Quand la Hongrie a rejoint l'Europe, en 2004, elle ne s'attendait pas à ce qu'une crise financière internationale frappe si vite et si fort. C'est pourtant ce qui s'est produit en octobre 2008. Les investisseurs étrangers se sont évaporés et le forint - la monnaie nationale - perdant de sa valeur, le Hongrois moyen a eu du mal à rembourser ses prêts en devises étrangères. Un renflouement international d’un montant de 25 milliards d'euros dirigé par le FMI (ce qui équivaut aux besoins actuels de la Grèce) a été requis pour éviter l'effondrement économique. A présent, à Budapest, ville de thermes où transitent chaque jour près de 70 000 mètres cube d'eau thermale, les liquidités sont encore un problème pour les banques comme pour les citoyens. La plupart des Hongrois, toutes générations confondues, n'ont plus beaucoup d'alternatives.

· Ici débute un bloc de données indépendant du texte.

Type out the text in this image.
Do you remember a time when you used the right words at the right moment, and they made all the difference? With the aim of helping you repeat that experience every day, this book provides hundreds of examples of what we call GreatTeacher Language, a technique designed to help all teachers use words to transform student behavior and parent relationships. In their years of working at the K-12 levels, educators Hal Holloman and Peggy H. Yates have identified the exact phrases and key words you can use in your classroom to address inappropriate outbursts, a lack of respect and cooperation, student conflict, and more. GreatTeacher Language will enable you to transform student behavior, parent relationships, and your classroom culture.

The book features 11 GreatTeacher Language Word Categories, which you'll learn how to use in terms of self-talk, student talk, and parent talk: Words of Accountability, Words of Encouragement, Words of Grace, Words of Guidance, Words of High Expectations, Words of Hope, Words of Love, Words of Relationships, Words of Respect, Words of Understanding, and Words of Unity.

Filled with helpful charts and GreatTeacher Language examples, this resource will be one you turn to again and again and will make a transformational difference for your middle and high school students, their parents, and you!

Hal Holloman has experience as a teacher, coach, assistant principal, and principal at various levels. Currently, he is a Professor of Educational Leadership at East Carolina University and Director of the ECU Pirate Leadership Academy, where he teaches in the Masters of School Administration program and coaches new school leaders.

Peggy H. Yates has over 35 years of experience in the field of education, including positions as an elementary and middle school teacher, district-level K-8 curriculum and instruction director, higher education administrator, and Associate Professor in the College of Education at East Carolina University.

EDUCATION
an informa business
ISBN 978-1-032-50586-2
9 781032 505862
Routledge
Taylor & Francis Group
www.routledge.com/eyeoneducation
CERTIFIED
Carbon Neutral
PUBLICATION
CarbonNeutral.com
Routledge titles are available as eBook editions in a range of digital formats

Adieu les banques institutionnelles, bonjour le prêt social
De quoi en conduire certains à réfléchir à d'autres options, à l’instar de Zopa (« zone of possible agreement », ou zone d'accord potentiel), une plateforme « peer-to-peer » britannique lancée en 2005. En janvier 2009, Peter Petrovics et Charlie Szabo, un ancien banquier, ont introduit sous la forme de Noba.hu le prêt peer-to-peer en Hongrie. Nous sommes dans un petit bureau au rez-de-chaussé, blotti à l'ombre de la Basilique St Stephen. Peter clarifie rapidement un concept important : « Noba n'est pas une banque. C'est un endroit où ceux qui veulent emprunter s'adressent directement à ceux qui veulent prêter. En tant que "plateforme de prêt social", Noba élimine les banques du processus d'emprunt. Les personnes à la recherche de petits prêts soumettent directement et en ligne leurs demandes à une communauté ouverte de prêteurs ». Autre innovation par rapport aux banques traditionnelles, la baisse du coût de l'emprunt : « Ceux qui empruntent peuvent décider d'un taux d'intérêt-plafond, le maximum qu'ils accepteraient de payer. Une fois le montant du prêt déboursé par les prêteurs, d'autres prêteurs peuvent surenchérir en offrant des taux d'intérêts plus bas. Ces prêts sont plafonnés à 4000€ pour un premier emprunt et à 12 000€ pour un deuxième emprunt. En parallèle avec cette limite spécifique, il y a aussi beaucoup de négociations ».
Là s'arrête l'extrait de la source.